Can variable income annuities help ease the anxiety defined-benefit plan participants are feeling about outliving their retirement savings?
What if plan sponsors could guarantee participants life-time retirement income without creating the volatile funding liabilities that have driven so many employers away from traditional defined-benefit plans?
One leading thinker in the retirement industry says it’s possible.
Donald Fuerst, a senior fellow at the American Academy of Actuaries, is the author of “Retirement Shares Plan: A new model for risk sharing,” a paper that suggests a way forward for funding defined benefits with variable annuities.
His is one of the many ideas that lawmakers and academics have offered lately to address what many see as inadequacies in a system that leaves employers exposed to income-statement ravaging liabilities and leaves benefits in question.

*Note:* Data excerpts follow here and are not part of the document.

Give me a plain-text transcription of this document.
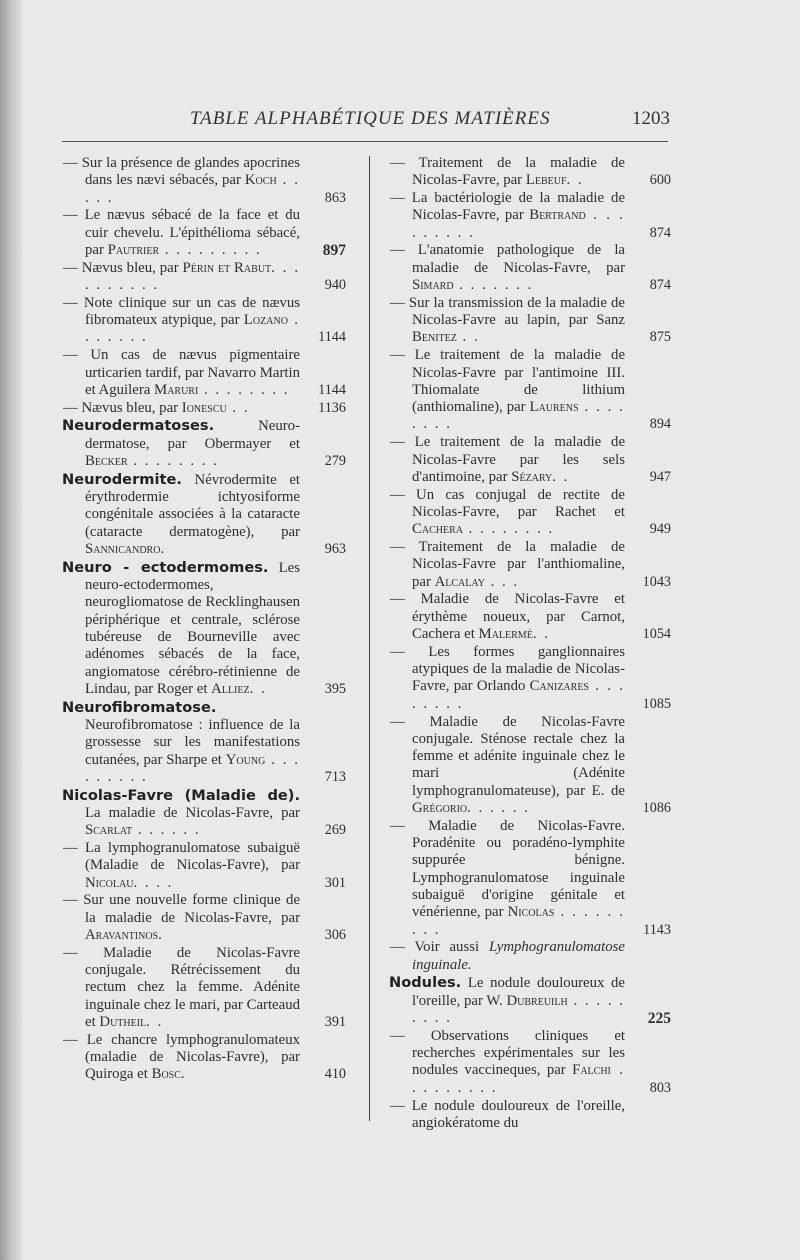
TABLE ALPHABÉTIQUE DES MATIÈRES	1203
— Sur la présence de glandes apocrines dans les nævi sébacés, par Koch . . . . .	863
— Le nævus sébacé de la face et du cuir chevelu. L'épithélioma sébacé, par Pautrier . . . . . . . . .	897
— Nævus bleu, par Périn et Rabut. . . . . . . . . .	940
— Note clinique sur un cas de nævus fibromateux atypique, par Lozano . . . . . . .	1144
— Un cas de nævus pigmentaire urticarien tardif, par Navarro Martin et Aguilera Maruri . . . . . . . . 1144
— Nævus bleu, par Ionescu . .	1136
Neurodermatoses. Neuro-dermatose, par Obermayer et Becker . . . . . . . .	279
Neurodermite. Névrodermite et érythrodermie ichtyosiforme congénitale associées à la cataracte (cataracte dermatogène), par Sannicandro.	963
Neuro - ectodermomes. Les neuro-ectodermomes, neurogliomatose de Recklinghausen périphérique et centrale, sclérose tubéreuse de Bourneville avec adénomes sébacés de la face, angiomatose cérébro-rétinienne de Lindau, par Roger et Alliez. .	395
Neurofibromatose. Neurofibromatose : influence de la grossesse sur les manifestations cutanées, par Sharpe et Young . . . . . . . . .	713
Nicolas-Favre (Maladie de). La maladie de Nicolas-Favre, par Scarlat . . . . . .	269
— La lymphogranulomatose subaiguë (Maladie de Nicolas-Favre), par Nicolau. . . .	301
— Sur une nouvelle forme clinique de la maladie de Nicolas-Favre, par Aravantinos.	306
— Maladie de Nicolas-Favre conjugale. Rétrécissement du rectum chez la femme. Adénite inguinale chez le mari, par Carteaud et Dutheil. .	391
— Le chancre lymphogranulomateux (maladie de Nicolas-Favre), par Quiroga et Bosc.	410
— Traitement de la maladie de Nicolas-Favre, par Lebeuf. .	600
— La bactériologie de la maladie de Nicolas-Favre, par Bertrand . . . . . . . . .	874
— L'anatomie pathologique de la maladie de Nicolas-Favre, par Simard . . . . . . .	874
— Sur la transmission de la maladie de Nicolas-Favre au lapin, par Sanz Benitez . .	875
— Le traitement de la maladie de Nicolas-Favre par l'antimoine III. Thiomalate de lithium (anthiomaline), par Laurens . . . . . . . .	894
— Le traitement de la maladie de Nicolas-Favre par les sels d'antimoine, par Sézary. .	947
— Un cas conjugal de rectite de Nicolas-Favre, par Rachet et Cachera . . . . . . . .	949
— Traitement de la maladie de Nicolas-Favre par l'anthiomaline, par Alcalay . . .	1043
— Maladie de Nicolas-Favre et érythème noueux, par Carnot, Cachera et Malermé. .	1054
— Les formes ganglionnaires atypiques de la maladie de Nicolas-Favre, par Orlando Canizares . . . . . . . .	1085
— Maladie de Nicolas-Favre conjugale. Sténose rectale chez la femme et adénite inguinale chez le mari (Adénite lymphogranulomateuse), par E. de Grégorio. . . . . .	1086
— Maladie de Nicolas-Favre. Poradénite ou poradéno-lymphite suppurée bénigne. Lymphogranulomatose inguinale subaiguë d'origine génitale et vénérienne, par Nicolas . . . . . . . . .	1143
— Voir aussi Lymphogranulomatose inguinale.
Nodules. Le nodule douloureux de l'oreille, par W. Dubreuilh . . . . . . . . .	225
— Observations cliniques et recherches expérimentales sur les nodules vaccineques, par Falchi . . . . . . . . .	803
— Le nodule douloureux de l'oreille, angiokératome du
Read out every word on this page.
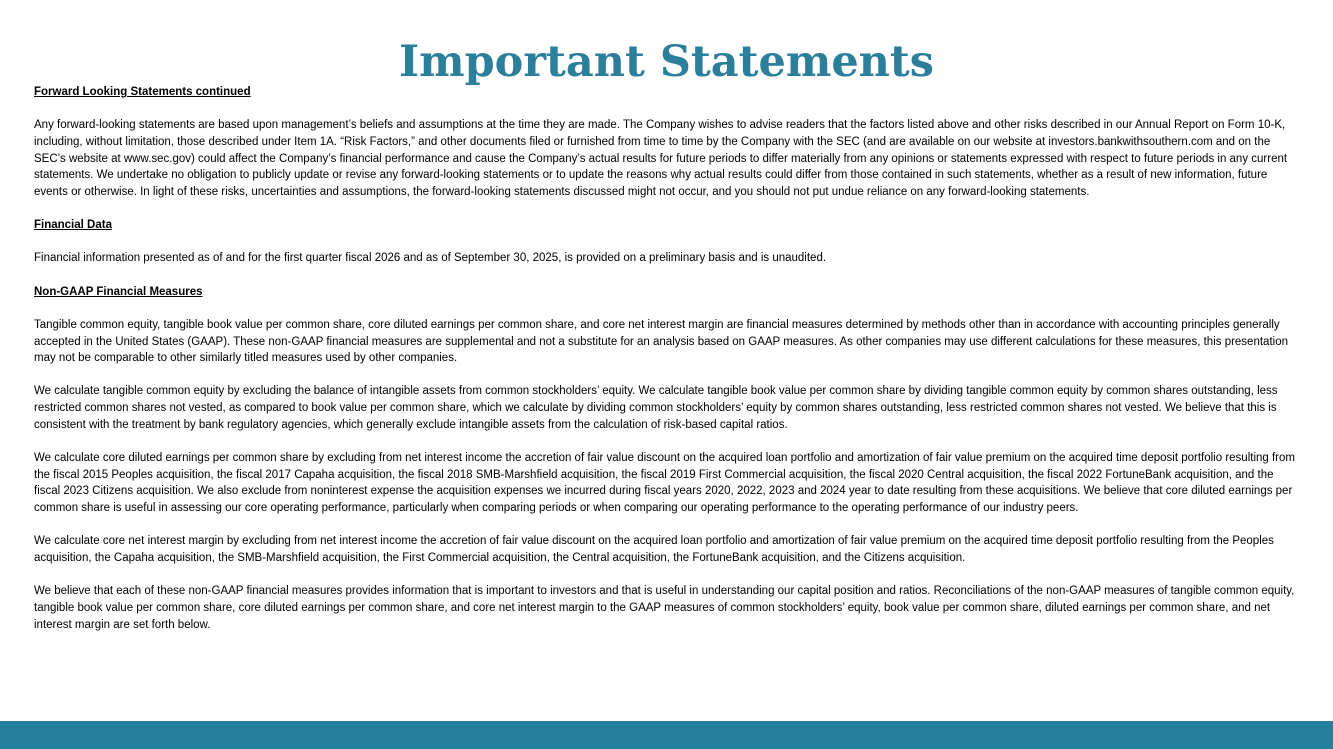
Important Statements

Forward Looking Statements continued

Any forward-looking statements are based upon management’s beliefs and assumptions at the time they are made. The Company wishes to advise readers that the factors listed above and other risks described in our Annual Report on Form 10-K, including, without limitation, those described under Item 1A. “Risk Factors,” and other documents filed or furnished from time to time by the Company with the SEC (and are available on our website at investors.bankwithsouthern.com and on the SEC’s website at www.sec.gov) could affect the Company’s financial performance and cause the Company’s actual results for future periods to differ materially from any opinions or statements expressed with respect to future periods in any current statements. We undertake no obligation to publicly update or revise any forward-looking statements or to update the reasons why actual results could differ from those contained in such statements, whether as a result of new information, future events or otherwise. In light of these risks, uncertainties and assumptions, the forward-looking statements discussed might not occur, and you should not put undue reliance on any forward-looking statements.

Financial Data

Financial information presented as of and for the first quarter fiscal 2026 and as of September 30, 2025, is provided on a preliminary basis and is unaudited.

Non-GAAP Financial Measures

Tangible common equity, tangible book value per common share, core diluted earnings per common share, and core net interest margin are financial measures determined by methods other than in accordance with accounting principles generally accepted in the United States (GAAP). These non-GAAP financial measures are supplemental and not a substitute for an analysis based on GAAP measures. As other companies may use different calculations for these measures, this presentation may not be comparable to other similarly titled measures used by other companies.

We calculate tangible common equity by excluding the balance of intangible assets from common stockholders’ equity. We calculate tangible book value per common share by dividing tangible common equity by common shares outstanding, less restricted common shares not vested, as compared to book value per common share, which we calculate by dividing common stockholders’ equity by common shares outstanding, less restricted common shares not vested. We believe that this is consistent with the treatment by bank regulatory agencies, which generally exclude intangible assets from the calculation of risk-based capital ratios.

We calculate core diluted earnings per common share by excluding from net interest income the accretion of fair value discount on the acquired loan portfolio and amortization of fair value premium on the acquired time deposit portfolio resulting from the fiscal 2015 Peoples acquisition, the fiscal 2017 Capaha acquisition, the fiscal 2018 SMB-Marshfield acquisition, the fiscal 2019 First Commercial acquisition, the fiscal 2020 Central acquisition, the fiscal 2022 FortuneBank acquisition, and the fiscal 2023 Citizens acquisition. We also exclude from noninterest expense the acquisition expenses we incurred during fiscal years 2020, 2022, 2023 and 2024 year to date resulting from these acquisitions. We believe that core diluted earnings per common share is useful in assessing our core operating performance, particularly when comparing periods or when comparing our operating performance to the operating performance of our industry peers.

We calculate core net interest margin by excluding from net interest income the accretion of fair value discount on the acquired loan portfolio and amortization of fair value premium on the acquired time deposit portfolio resulting from the Peoples acquisition, the Capaha acquisition, the SMB-Marshfield acquisition, the First Commercial acquisition, the Central acquisition, the FortuneBank acquisition, and the Citizens acquisition.

We believe that each of these non-GAAP financial measures provides information that is important to investors and that is useful in understanding our capital position and ratios. Reconciliations of the non-GAAP measures of tangible common equity, tangible book value per common share, core diluted earnings per common share, and core net interest margin to the GAAP measures of common stockholders’ equity, book value per common share, diluted earnings per common share, and net interest margin are set forth below.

Of course, pension promises, and the investment risk and interest rate risk that makes funding those liabilities such a burden, were large motivators of the shift from defined-benefit to defined-contribution plans. Among other things, that move also shifted what’s known as longevity risk to employees.
In Fuerst’s way of thinking, by providing workers shares in variable annuities, defined-benefit plan sponsors could supply a monthly benefit, guaranteed for life, which would be indexed to the underlying investments in the annuities they own.
If those investments outperform benchmarks, participants get a benefit increase. If they underperform, it comes out of their accrued benefits.
Moreover, the investment liability that encouraged so many sponsors to terminate their defined-benefit plans is shifted to the participant, and would have “little or no effect” on a sponsor’s funding obligations under the RSP plan, Fuerst wrote.
That wouldn’t be anything new for 401(k) participants, who absorb investment risk as account values fluctuate with market returns, he notes.
They also suffer that mounting longevity risk, which isn’t getting any better in light of recent mortality tables suggesting the average baby boomers will live well into their 80s.
Fuerst’s proposal addresses that problem by providing a guaranteed benefit, albeit one that will vary with market performance.
Participants in an RSP would have some say in how investments are structured relative to individual risk tolerance.
According to Fuerst’s idea, two subaccounts would be established: a diversified account and a stable account. The former would involve riskier assets, the latter more predictable, fixed-income investments.
Fuerst provides an example of a worker making $50,000 a year and a sponsor who funds 1 percent of pay annually to the Retirement Shares Plan.
At the end of the year, the benefit is $500, which is converted to a number of shares based on that year’s value of the shares. If valued at $12.50, the participant gets 40 shares.
In the example, at retirement, the worker has accumulated 1,200 shares. The benefit would be calculated by multiplying the number of shares by the value of a single share. So, if that value were $16, the annual benefit would be $19,200.
Fuerst acknowledges the drawback of his plan is in the variability of benefits paid out. “Sponsors or individuals who highly value the certainty of a fixed benefit will not appreciate the volatility” of his plan, he wrote.
But the benefits, he says, are concrete. Participants get some guaranty of benefits in light of mounting longevity risk, while sponsors get a way to provide protection without carrying the investment and interest rate risk of a traditional defined benefit plan. Companies already offer RSPs, though their numbers are few. Unlike so many other reforms that have surfaced in the past couple of years, Fuerst’s won’t take an act of Congress.